Remember to switch hands when carrying the bag to avoid creating muscle imbalances on one side of the body.
There’s also the feel-good factor: plogging is fantastic for both your wellbeing and the wellbeing of the planet. We are all responsible for our environment, so picking up a few pieces of litter is a proactive way to solve the problem.
Plogging has the power to create real change- it empowers people to contribute to a cleaner, healthier community.
How to get started?
It’s simple to get started as a plogger- you’ll just need a durable pair of gloves to protect your hands, plus a bag to collect the litter. You might also want to carry a small bottle of hand sanitiser to clean up afterwards.
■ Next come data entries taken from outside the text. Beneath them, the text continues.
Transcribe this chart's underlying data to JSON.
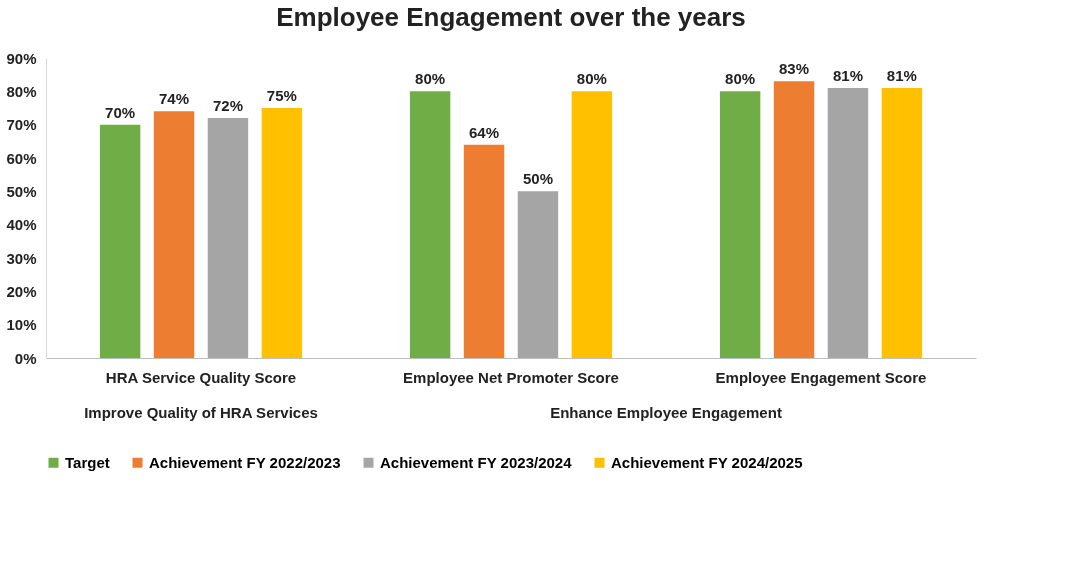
{
  "chart_data": {
    "type": "bar",
    "title": "Employee Engagement over the years",
    "categories": [
      "HRA Service Quality Score",
      "Employee Net Promoter Score",
      "Employee Engagement Score"
    ],
    "annotations": [
      "Improve Quality of HRA Services",
      "Enhance Employee Engagement"
    ],
    "series": [
      {
        "name": "Target",
        "color": "#70ad47",
        "values": [
          70,
          80,
          80
        ],
        "value_labels": [
          "70%",
          "80%",
          "80%"
        ]
      },
      {
        "name": "Achievement FY 2022/2023",
        "color": "#ed7d31",
        "values": [
          74,
          64,
          83
        ],
        "value_labels": [
          "74%",
          "64%",
          "83%"
        ]
      },
      {
        "name": "Achievement FY 2023/2024",
        "color": "#a5a5a5",
        "values": [
          72,
          50,
          81
        ],
        "value_labels": [
          "72%",
          "50%",
          "81%"
        ]
      },
      {
        "name": "Achievement FY 2024/2025",
        "color": "#ffc000",
        "values": [
          75,
          80,
          81
        ],
        "value_labels": [
          "75%",
          "80%",
          "81%"
        ]
      }
    ],
    "ylim": [
      0,
      90
    ],
    "yticks": [
      {
        "value": 0,
        "label": "0%"
      },
      {
        "value": 10,
        "label": "10%"
      },
      {
        "value": 20,
        "label": "20%"
      },
      {
        "value": 30,
        "label": "30%"
      },
      {
        "value": 40,
        "label": "40%"
      },
      {
        "value": 50,
        "label": "50%"
      },
      {
        "value": 60,
        "label": "60%"
      },
      {
        "value": 70,
        "label": "70%"
      },
      {
        "value": 80,
        "label": "80%"
      },
      {
        "value": 90,
        "label": "90%"
      }
    ],
    "grid": false,
    "legend": "bottom"
  }
}
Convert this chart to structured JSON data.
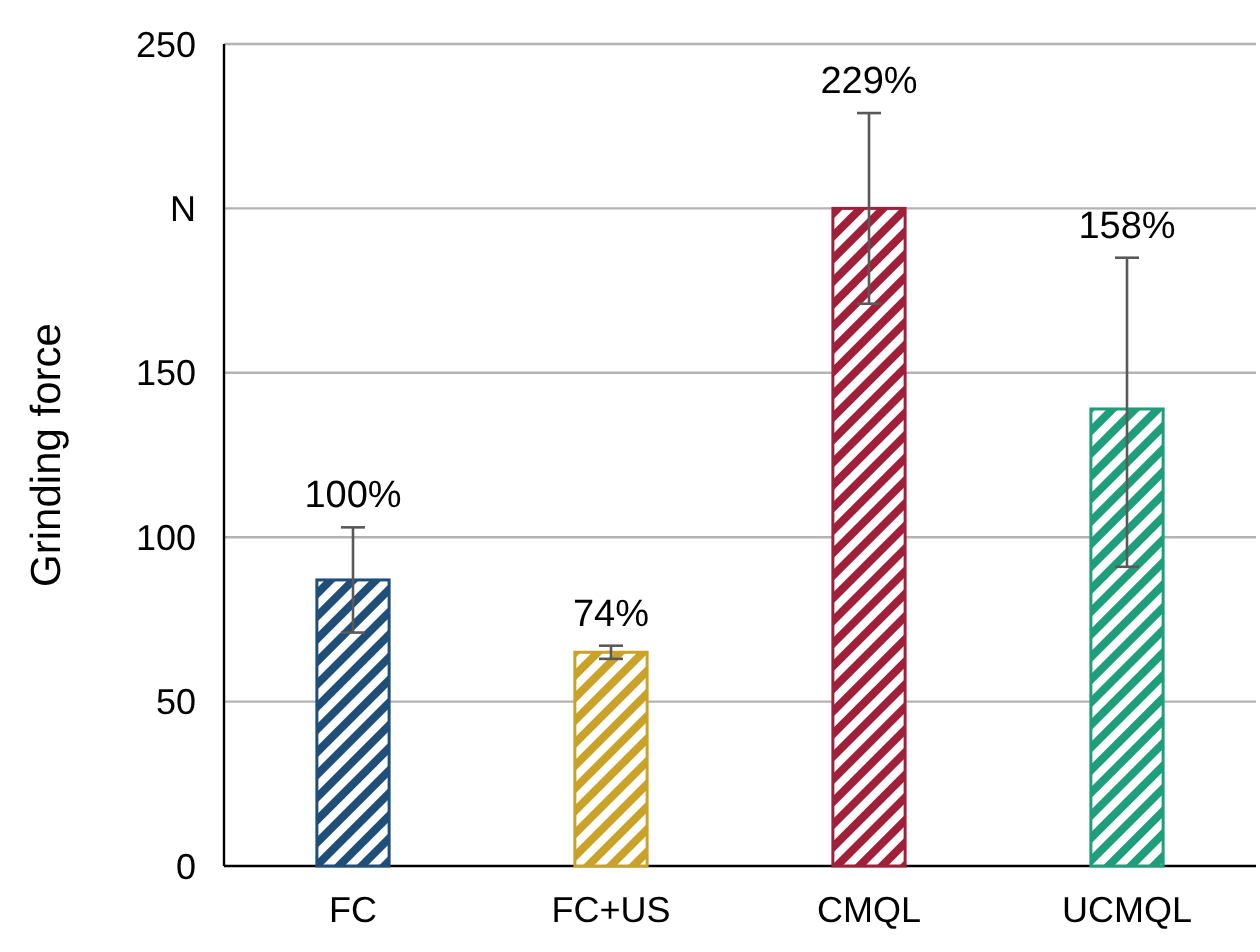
{
  "chart_data": {
    "type": "bar",
    "ylabel": "Grinding force",
    "categories": [
      "FC",
      "FC+US",
      "CMQL",
      "UCMQL"
    ],
    "values": [
      87,
      65,
      200,
      139
    ],
    "colors": [
      "#1f4e79",
      "#c9a227",
      "#a0203a",
      "#1e9e7a"
    ],
    "errors": [
      [
        71,
        103
      ],
      [
        63,
        67
      ],
      [
        171,
        229
      ],
      [
        91,
        185
      ]
    ],
    "annotations": [
      {
        "text": "100%",
        "x": "FC",
        "y": 103
      },
      {
        "text": "74%",
        "x": "FC+US",
        "y": 67
      },
      {
        "text": "229%",
        "x": "CMQL",
        "y": 229
      },
      {
        "text": "158%",
        "x": "UCMQL",
        "y": 185
      }
    ],
    "ylim": [
      0,
      250
    ],
    "yticks": [
      0,
      50,
      100,
      150,
      {
        "value": 200,
        "label": "N"
      },
      250
    ],
    "grid": "y"
  }
}
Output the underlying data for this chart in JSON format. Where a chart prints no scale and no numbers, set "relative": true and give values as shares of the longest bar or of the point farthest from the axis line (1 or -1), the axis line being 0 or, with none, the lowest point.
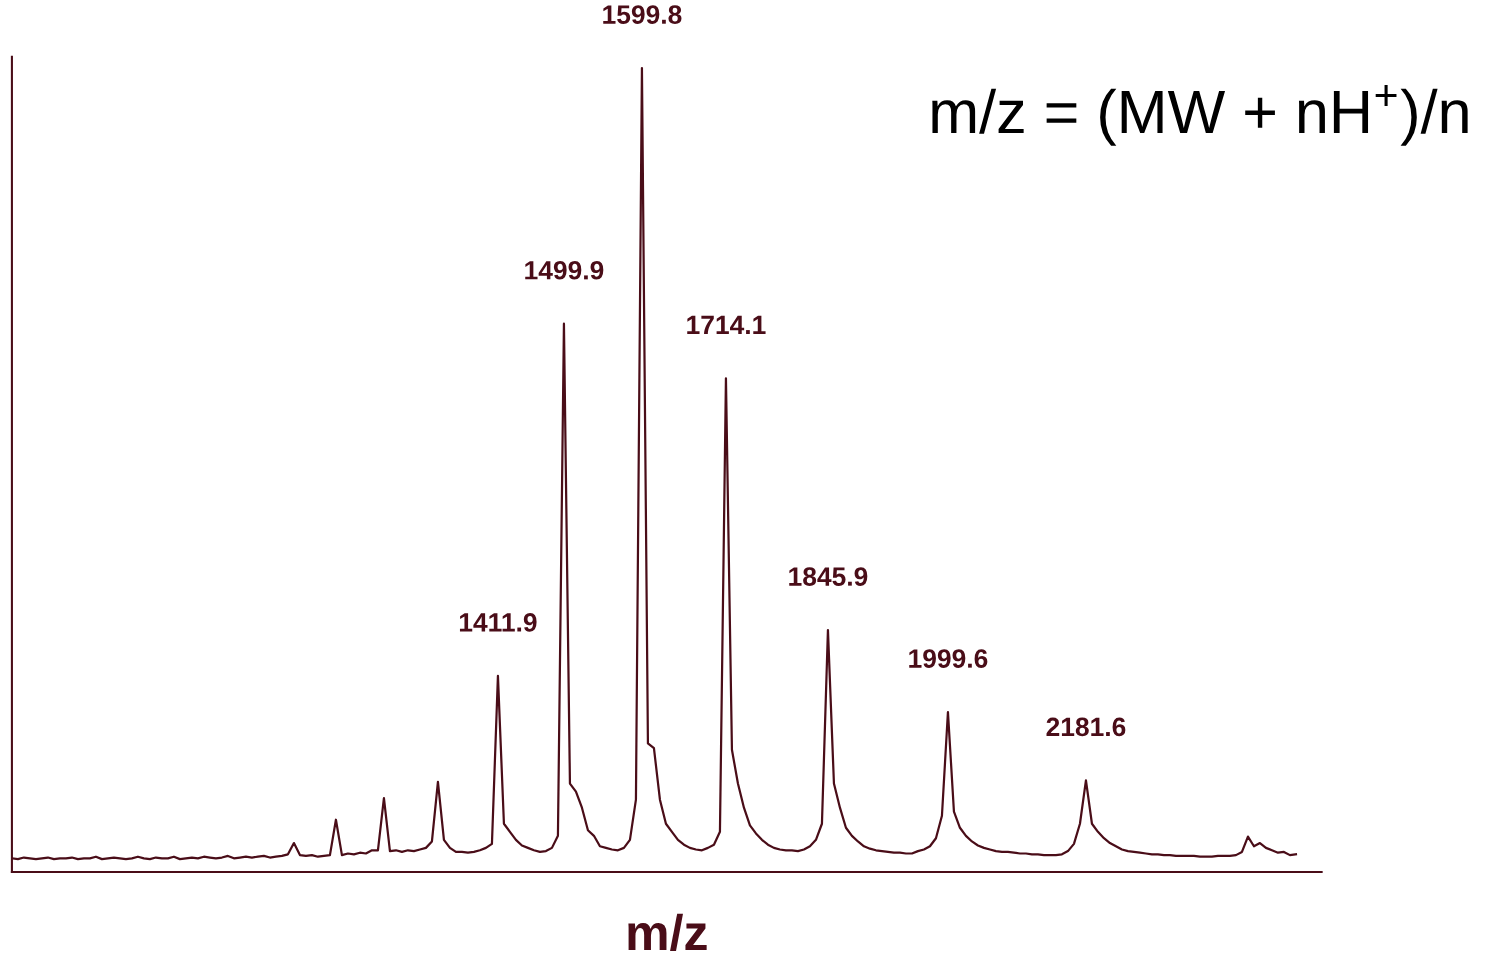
{
  "chart_data": {
    "type": "line",
    "relative": true,
    "xlabel": "m/z",
    "tick_labels": false,
    "legend": false,
    "marker": "none",
    "line_style": "solid",
    "categories": [
      null,
      null,
      null,
      null,
      null,
      null,
      null,
      null,
      null,
      null,
      null,
      null,
      null,
      null,
      null,
      null,
      null,
      null,
      null,
      null,
      null,
      null,
      null,
      null,
      null,
      null,
      null,
      null,
      null,
      null,
      null,
      null,
      null,
      null,
      null,
      null,
      null,
      null,
      null,
      null,
      null,
      null,
      null,
      null,
      null,
      null,
      null,
      null,
      null,
      null,
      null,
      null,
      null,
      null,
      null,
      null,
      null,
      null,
      null,
      null,
      null,
      null,
      null,
      null,
      null,
      null,
      null,
      null,
      null,
      null,
      null,
      null,
      null,
      null,
      null,
      null,
      null,
      null,
      null,
      null,
      null,
      null,
      null,
      null,
      null,
      null,
      null,
      null,
      null,
      null,
      null,
      null,
      null,
      null,
      null,
      null,
      null,
      null,
      null,
      null,
      null,
      null,
      null,
      null,
      null,
      null,
      null,
      null,
      null,
      null,
      null,
      null,
      null,
      null,
      null,
      null,
      null,
      null,
      null,
      null,
      null,
      null,
      null,
      null,
      null,
      null,
      null,
      null,
      null,
      null,
      null,
      null,
      null,
      null,
      null,
      null,
      null,
      null,
      null,
      null,
      null,
      null,
      null,
      null,
      null,
      null,
      null,
      null,
      null,
      null,
      null,
      null,
      null,
      null,
      null,
      null,
      null,
      null,
      null,
      null,
      null,
      null,
      null,
      null,
      null,
      null,
      null,
      null,
      null,
      null,
      null,
      null,
      null,
      null,
      null,
      null,
      null,
      null,
      null,
      null,
      null,
      null,
      null,
      null,
      null,
      null,
      null,
      null,
      null,
      null,
      null,
      null,
      null,
      null,
      null,
      null,
      null,
      null,
      null,
      null,
      null,
      null,
      null,
      null,
      null,
      null,
      null,
      null,
      null,
      null,
      null,
      null,
      null,
      null,
      null
    ],
    "series": [
      {
        "color": "#4a0d18",
        "values": [
          0.017,
          0.016,
          0.018,
          0.017,
          0.016,
          0.017,
          0.018,
          0.016,
          0.017,
          0.017,
          0.018,
          0.016,
          0.017,
          0.017,
          0.019,
          0.016,
          0.017,
          0.018,
          0.017,
          0.016,
          0.017,
          0.019,
          0.017,
          0.016,
          0.018,
          0.017,
          0.017,
          0.019,
          0.016,
          0.017,
          0.018,
          0.017,
          0.019,
          0.018,
          0.017,
          0.018,
          0.02,
          0.017,
          0.018,
          0.019,
          0.018,
          0.019,
          0.02,
          0.018,
          0.019,
          0.02,
          0.022,
          0.036,
          0.021,
          0.02,
          0.021,
          0.019,
          0.02,
          0.021,
          0.065,
          0.021,
          0.023,
          0.022,
          0.024,
          0.023,
          0.027,
          0.027,
          0.092,
          0.026,
          0.027,
          0.025,
          0.027,
          0.026,
          0.028,
          0.03,
          0.038,
          0.112,
          0.04,
          0.03,
          0.025,
          0.025,
          0.024,
          0.025,
          0.027,
          0.03,
          0.035,
          0.244,
          0.06,
          0.05,
          0.04,
          0.033,
          0.03,
          0.027,
          0.025,
          0.026,
          0.03,
          0.045,
          0.682,
          0.11,
          0.1,
          0.08,
          0.052,
          0.045,
          0.032,
          0.03,
          0.028,
          0.027,
          0.03,
          0.04,
          0.09,
          1.0,
          0.16,
          0.154,
          0.09,
          0.06,
          0.05,
          0.04,
          0.034,
          0.03,
          0.028,
          0.027,
          0.03,
          0.034,
          0.05,
          0.614,
          0.152,
          0.11,
          0.08,
          0.058,
          0.048,
          0.04,
          0.034,
          0.03,
          0.028,
          0.027,
          0.027,
          0.026,
          0.028,
          0.032,
          0.04,
          0.06,
          0.301,
          0.11,
          0.08,
          0.055,
          0.045,
          0.038,
          0.032,
          0.029,
          0.027,
          0.026,
          0.025,
          0.024,
          0.024,
          0.023,
          0.023,
          0.026,
          0.028,
          0.032,
          0.042,
          0.07,
          0.199,
          0.075,
          0.055,
          0.045,
          0.038,
          0.033,
          0.03,
          0.028,
          0.026,
          0.025,
          0.025,
          0.024,
          0.023,
          0.023,
          0.022,
          0.022,
          0.021,
          0.021,
          0.021,
          0.022,
          0.026,
          0.035,
          0.06,
          0.114,
          0.06,
          0.05,
          0.042,
          0.036,
          0.032,
          0.028,
          0.026,
          0.025,
          0.024,
          0.023,
          0.022,
          0.022,
          0.021,
          0.021,
          0.02,
          0.02,
          0.02,
          0.02,
          0.019,
          0.019,
          0.019,
          0.02,
          0.02,
          0.02,
          0.021,
          0.025,
          0.044,
          0.032,
          0.036,
          0.03,
          0.027,
          0.024,
          0.025,
          0.021,
          0.022
        ]
      }
    ],
    "annotations": [
      {
        "text": "1411.9",
        "y": 0.244
      },
      {
        "text": "1499.9",
        "y": 0.682
      },
      {
        "text": "1599.8",
        "y": 1.0
      },
      {
        "text": "1714.1",
        "y": 0.614
      },
      {
        "text": "1845.9",
        "y": 0.301
      },
      {
        "text": "1999.6",
        "y": 0.199
      },
      {
        "text": "2181.6",
        "y": 0.114
      },
      "m/z = (MW + nH$^{+}$)/n"
    ]
  }
}
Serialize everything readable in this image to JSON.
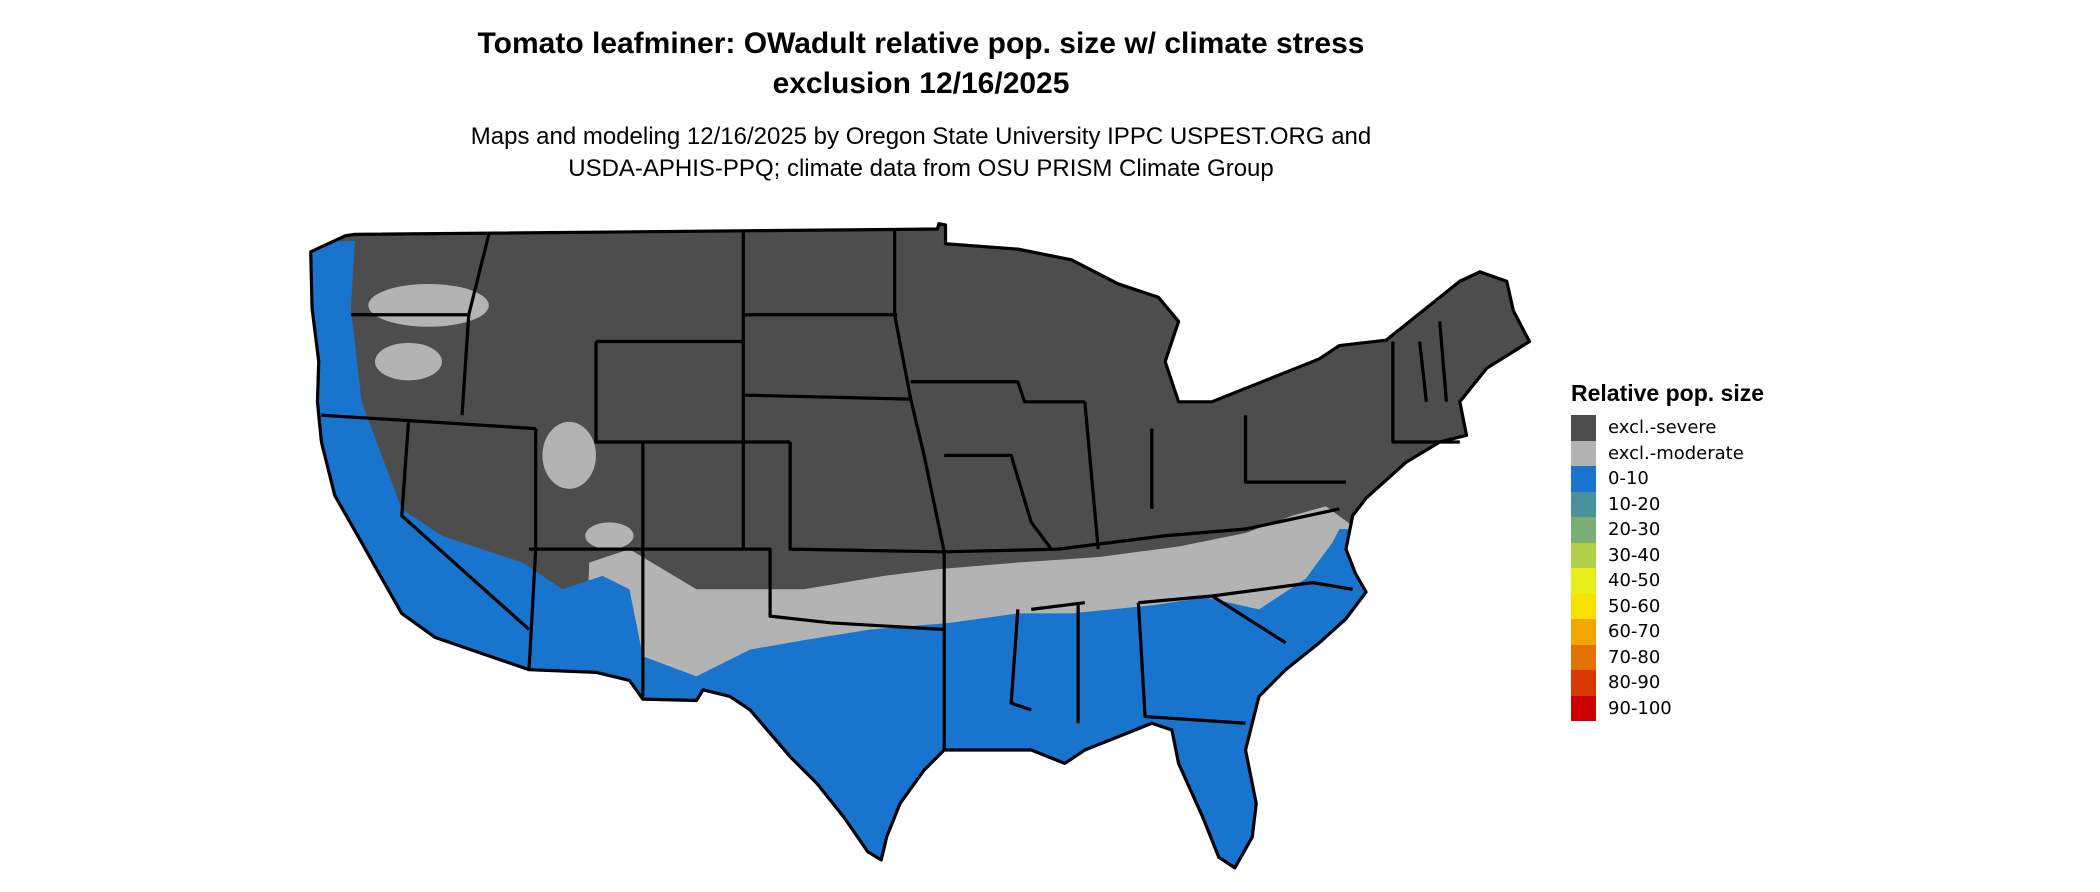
{
  "title": {
    "line1": "Tomato leafminer: OWadult relative pop. size w/ climate stress",
    "line2": "exclusion 12/16/2025"
  },
  "subtitle": {
    "line1": "Maps and modeling 12/16/2025 by Oregon State University IPPC USPEST.ORG and",
    "line2": "USDA-APHIS-PPQ; climate data from OSU PRISM Climate Group"
  },
  "legend": {
    "title": "Relative pop. size",
    "items": [
      {
        "label": "excl.-severe",
        "color": "#4d4d4d"
      },
      {
        "label": "excl.-moderate",
        "color": "#b3b3b3"
      },
      {
        "label": "0-10",
        "color": "#1874cd"
      },
      {
        "label": "10-20",
        "color": "#4a929b"
      },
      {
        "label": "20-30",
        "color": "#7bae74"
      },
      {
        "label": "30-40",
        "color": "#b2d14a"
      },
      {
        "label": "40-50",
        "color": "#e5f016"
      },
      {
        "label": "50-60",
        "color": "#f8e000"
      },
      {
        "label": "60-70",
        "color": "#f0a800"
      },
      {
        "label": "70-80",
        "color": "#e37200"
      },
      {
        "label": "80-90",
        "color": "#d93800"
      },
      {
        "label": "90-100",
        "color": "#cc0000"
      }
    ]
  },
  "map": {
    "region": "contiguous United States",
    "severe_color": "#4d4d4d",
    "moderate_color": "#b3b3b3",
    "low_color": "#1874cd",
    "border_color": "#000000"
  }
}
Use your regular running route or vary it up- there’s plenty of litter to be found along rivers, canals, parks, beaches and woods.
Invite some friends- plogging is a social activity, plus you can cover more ground in a group. In fact, there are plogging groups springing up all over the country; if you are in London be sure to check out West London Ploggers who regularly head out to clean up areas of the Grand Union Canal.
Once you actively start looking for litter, it’s disturbing to see how much is actually out there and how it affects the environment. On a recent plogging expedition, we saw birds nesting in plastic waste on the canal side.
Use common sense when collecting litter
Anything that is a potential health hazard such as nappies, needles, broken glass condoms are best left alone.
The most predominant type of litter seems to be single-use food and drink packaging, particularly plastic bottles, coffee cups, bags and straws. These items are particularly detrimental to the environment as they can take up to 450 years to biodegrade and much of this plastic waste eventually ends up in our seas.
Once you’ve filled your bag with trash, make sure to dispose of it in the bin or at a recycling point.
There’s no need to limit your plogging to running.
The idea is also spreading to cycling and SUP- anything that gets you outdoors and active whilst cleaning up.